I also imagine that interest rates on "debt to the public" will correlate positively with productivity growth rates.
And maybe on-budget expenses as a percent of GDP will fall with increasing growth rates - on the optimistic assumption that, at a certain point, our government will have a hard time finding ways to spend our money.
Posted by: Morgan | 09 December 2005 at 10:08
10.7% on budget spend per %GDP is current 2005 figure, but the table maps only for 11% and lower. This pessimist assumes that politicians can always spend more money and sees the table as skewed to the green.
Posted by: angus | 09 December 2005 at 19:53
EXCELLENT POST!!!
This type of thining is truly value-added. It provides context for the debate we nee to have in our nation. Great Work!
Posted by: simon | 10 December 2005 at 14:34
Very clever visual device. Do you intend to publish your underlying model, so we can eyeball whether it makes sense? You assume 3% inflation per annum - why don't you make that one of the variables? I would swap that for immigration, as the scenarios seem relatively inflexible to variation therein.
I also second Angus' observation that your on budget spending assumptions are optimistically biased. Does Social insurance include Medicare/Medicaid? If so, 8%/annum growth is not so far-fetched, and now you've got me worried!
The inflation variable seems big to me, since as we previously discussed it could go MUCH higher should Debt/GDP become unsustainable. Of course then you'd have to worry about feedback loops between inflation, productivity, and nominal interest rates. Leave it me to complexify a great tool!
Posted by: Joe Doyle | 12 December 2005 at 17:24
What a great presentation of data in a way that makes it meaningful.

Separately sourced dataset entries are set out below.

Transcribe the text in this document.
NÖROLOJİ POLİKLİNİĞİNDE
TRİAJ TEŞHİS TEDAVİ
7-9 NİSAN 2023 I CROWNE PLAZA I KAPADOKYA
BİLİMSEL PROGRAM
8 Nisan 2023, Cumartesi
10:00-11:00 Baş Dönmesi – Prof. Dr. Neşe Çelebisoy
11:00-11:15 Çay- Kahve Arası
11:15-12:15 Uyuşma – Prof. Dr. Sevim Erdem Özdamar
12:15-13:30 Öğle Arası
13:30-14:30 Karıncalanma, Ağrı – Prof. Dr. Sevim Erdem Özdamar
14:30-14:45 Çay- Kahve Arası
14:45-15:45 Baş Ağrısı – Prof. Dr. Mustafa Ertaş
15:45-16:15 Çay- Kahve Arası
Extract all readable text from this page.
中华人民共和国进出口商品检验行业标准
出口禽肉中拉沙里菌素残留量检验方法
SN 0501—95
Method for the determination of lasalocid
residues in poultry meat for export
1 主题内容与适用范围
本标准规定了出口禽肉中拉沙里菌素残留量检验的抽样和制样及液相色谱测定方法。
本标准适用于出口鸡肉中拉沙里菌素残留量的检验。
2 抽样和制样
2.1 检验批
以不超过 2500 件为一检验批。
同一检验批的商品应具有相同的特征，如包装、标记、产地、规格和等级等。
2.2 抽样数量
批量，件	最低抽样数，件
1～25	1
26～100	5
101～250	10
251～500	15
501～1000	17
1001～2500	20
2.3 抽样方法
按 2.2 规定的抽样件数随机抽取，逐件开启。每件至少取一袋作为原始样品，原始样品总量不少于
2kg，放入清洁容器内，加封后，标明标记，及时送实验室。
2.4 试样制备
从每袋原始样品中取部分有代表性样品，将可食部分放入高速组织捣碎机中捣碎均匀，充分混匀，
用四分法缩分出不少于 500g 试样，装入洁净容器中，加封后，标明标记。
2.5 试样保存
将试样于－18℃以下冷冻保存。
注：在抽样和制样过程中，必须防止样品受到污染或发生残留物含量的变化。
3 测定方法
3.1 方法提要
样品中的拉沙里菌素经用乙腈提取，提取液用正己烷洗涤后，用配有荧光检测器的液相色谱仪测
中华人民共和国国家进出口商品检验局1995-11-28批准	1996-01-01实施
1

However, it seems to me that box A (low productivity and high spending on social insurance for the elderly) is a more realistic box than box J (high productivity and low spending for the elderly).

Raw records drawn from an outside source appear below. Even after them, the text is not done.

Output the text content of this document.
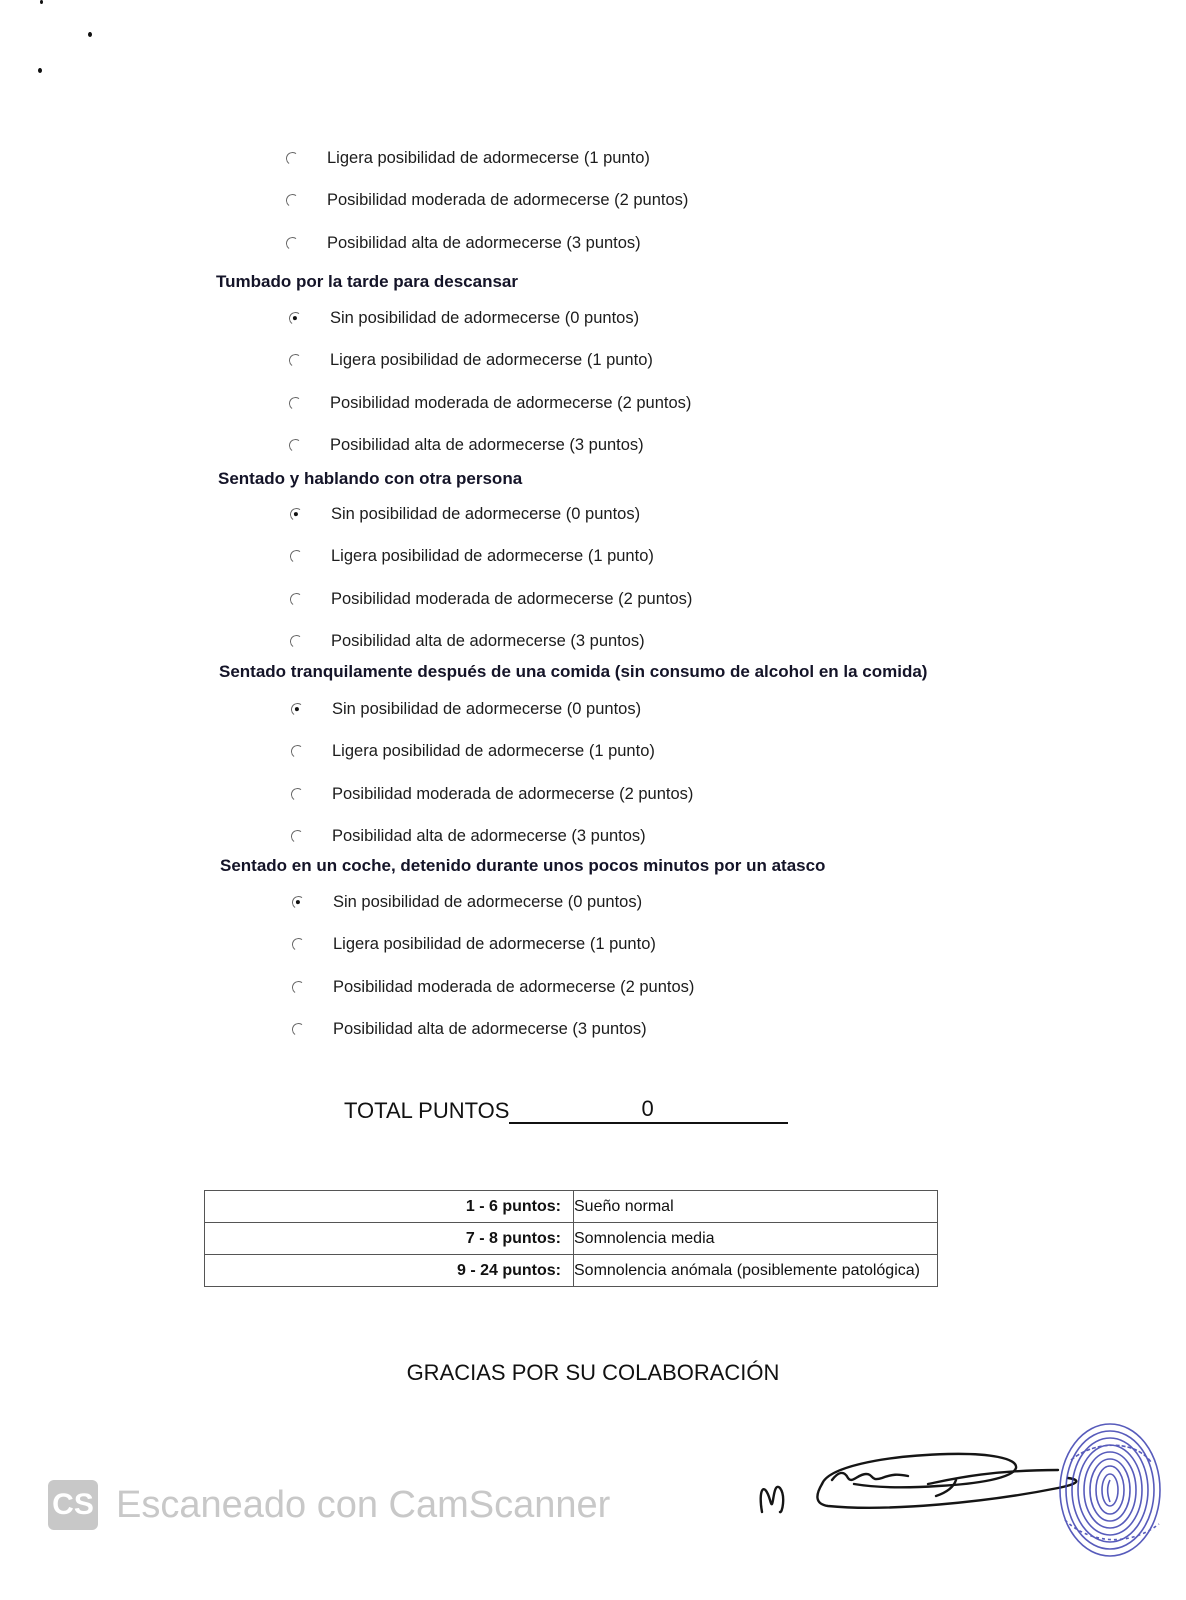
Ligera posibilidad de adormecerse (1 punto)
Posibilidad moderada de adormecerse (2 puntos)
Posibilidad alta de adormecerse (3 puntos)
Tumbado por la tarde para descansar
Sin posibilidad de adormecerse (0 puntos)
Ligera posibilidad de adormecerse (1 punto)
Posibilidad moderada de adormecerse (2 puntos)
Posibilidad alta de adormecerse (3 puntos)
Sentado y hablando con otra persona
Sin posibilidad de adormecerse (0 puntos)
Ligera posibilidad de adormecerse (1 punto)
Posibilidad moderada de adormecerse (2 puntos)
Posibilidad alta de adormecerse (3 puntos)
Sentado tranquilamente después de una comida (sin consumo de alcohol en la comida)
Sin posibilidad de adormecerse (0 puntos)
Ligera posibilidad de adormecerse (1 punto)
Posibilidad moderada de adormecerse (2 puntos)
Posibilidad alta de adormecerse (3 puntos)
Sentado en un coche, detenido durante unos pocos minutos por un atasco
Sin posibilidad de adormecerse (0 puntos)
Ligera posibilidad de adormecerse (1 punto)
Posibilidad moderada de adormecerse (2 puntos)
Posibilidad alta de adormecerse (3 puntos)
TOTAL PUNTOS	0
1 - 6 puntos:	Sueño normal
7 - 8 puntos:	Somnolencia media
9 - 24 puntos:	Somnolencia anómala (posiblemente patológica)
GRACIAS POR SU COLABORACIÓN
CS Escaneado con CamScanner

I believe this for two reasons.
First, the jump in productivity over the past decade is directly linked to information technology developments that made much of the transfer of information in our economy more efficient. Information is the essence of technology, and it is not obvious to me that another economic sector (like information) exists that can be made more efficient with further technology developments. (That's not to say that technology will not continue to add to efficiency -- for instance, one of the big reasons health care is so expensive in the United States is because very little health information has been digitized. But, as information is made more efficient, we will see less and less of these productivity gains.)
Second, even if health care is made more efficient, it will become more expensive. We surely will see fantastic developments in health care over the next fifty years -- but these developments, and their corresponding benefits, will be expensive. Drug companies will make life-saving and life-extending products, but they will patent these products and charge more than they do now. I do not envision a federal government unwilling to pay for the continued health of its (voting) senior citizens, even if such costs do annually increase 6-8%.
So, a question: if productivity is low, and health costs are high, does it become more likely that our grandchildren will live in a box that looks like A? Or, are there some other variables that paint a Box-J picture?